Concert Band debuts compositions of Italian immigrant on Thursday
Samuel J. Porcelli's family will attend to hear the patriarch's works for the first time
In what could be called Mr. Porcelli’s Opus, compositions of an Italian immigrant who lived in the Rochester area will be performed for the first time at Rochester Institute of Technology.
The RIT Concert Band, conducted by Dean Davis, will present “From Italy to America, The Italian Diaspora,” at 7 p.m. March 1 at RIT’s Ingle Auditorium.
Admission is free.
The concert, which kicks off RIT’s “Viva L’Italia: RIT Celebrates Italy!” series of concerts, speakers and exhibits through April, will feature the works of Samuel J. Porcelli. Soloist Sungmin Shin, an adjunct professor of applied guitar at RIT, will play the mandolin.
The youngest of seven children, Porcelli was born in Sicily in 1893 and immigrated to Rochester after his father died in 1906. He lived in the Rochester suburb of Irondequoit and worked as a tailor, a shoemaker and at a casket company to help support his three children and eight stepchildren. He died in 1991 at the age of 98.
Two years ago, a family friend brought the handwritten compositions to Jonathan Kruger, chair of RIT’s performing arts and visual culture program, who transcribed them into modern notation and selected pieces for the concert.
“They were written, mainly in Italian, for a concert band in a unique, charming Italian-sounding style,” Kruger said. “The works required expansion into a more modern style of concert band instrumentation as they were originally conceived for a much smaller community band. The works have not been played since their original presentation from the early 1930s.”
Several members of Porcelli’s family are expected to attend the concert, which will include slideshows and short verbal presentations about Porcelli’s experience in Italy and the U.S. An Italian-themed reception will follow the concert in the Fireside Lounge.
“This is like a completion of our heritage,” said a granddaughter, Norine Lopassio. “Everyone in the family has a little musical inclination, and it likely came from our grandfather.”

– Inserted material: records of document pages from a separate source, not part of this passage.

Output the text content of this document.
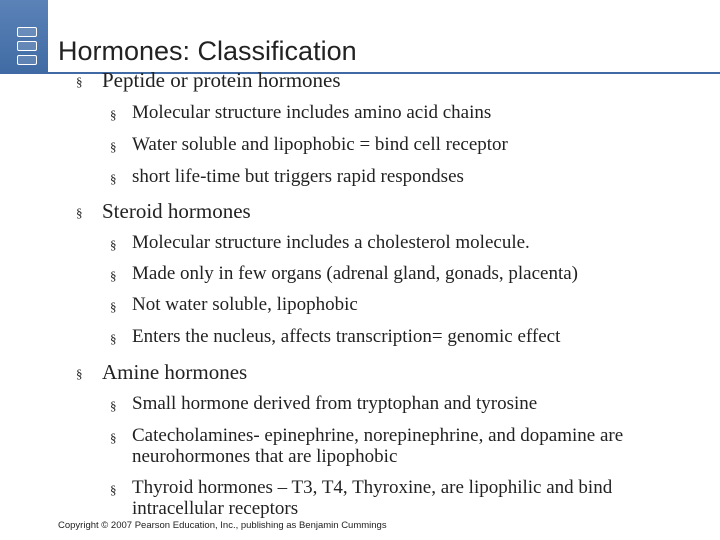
Hormones: Classification
§ Peptide or protein hormones
§ Molecular structure includes amino acid chains
§ Water soluble and lipophobic = bind cell receptor
§ short life-time but triggers rapid respondses
§ Steroid hormones
§ Molecular structure includes a cholesterol molecule.
§ Made only in few organs (adrenal gland, gonads, placenta)
§ Not water soluble, lipophobic
§ Enters the nucleus, affects transcription= genomic effect
§ Amine hormones
§ Small hormone derived from tryptophan and tyrosine
§ Catecholamines- epinephrine, norepinephrine, and dopamine are neurohormones that are lipophobic
§ Thyroid hormones – T3, T4, Thyroxine, are lipophilic and bind intracellular receptors
Copyright © 2007 Pearson Education, Inc., publishing as Benjamin Cummings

She said the concert also means a lot for her mother, Eleanor Sciscioli, now 85 and one of Porcelli’s children.
“You can see the satisfaction on her face,” Lopassio said. “She’s jumping out of her skin.”
Porcelli was an avid mandolin player and would spend hours composing music. Some of his ballads, marches and mazurkas were played by community bands in parks or at festivals, but most of his compositions were never heard, his family said.
“He was very creative, multitalented and self-taught,” Lopassio said. “He had a lot of patience, in order to create these pieces for multiple instruments.”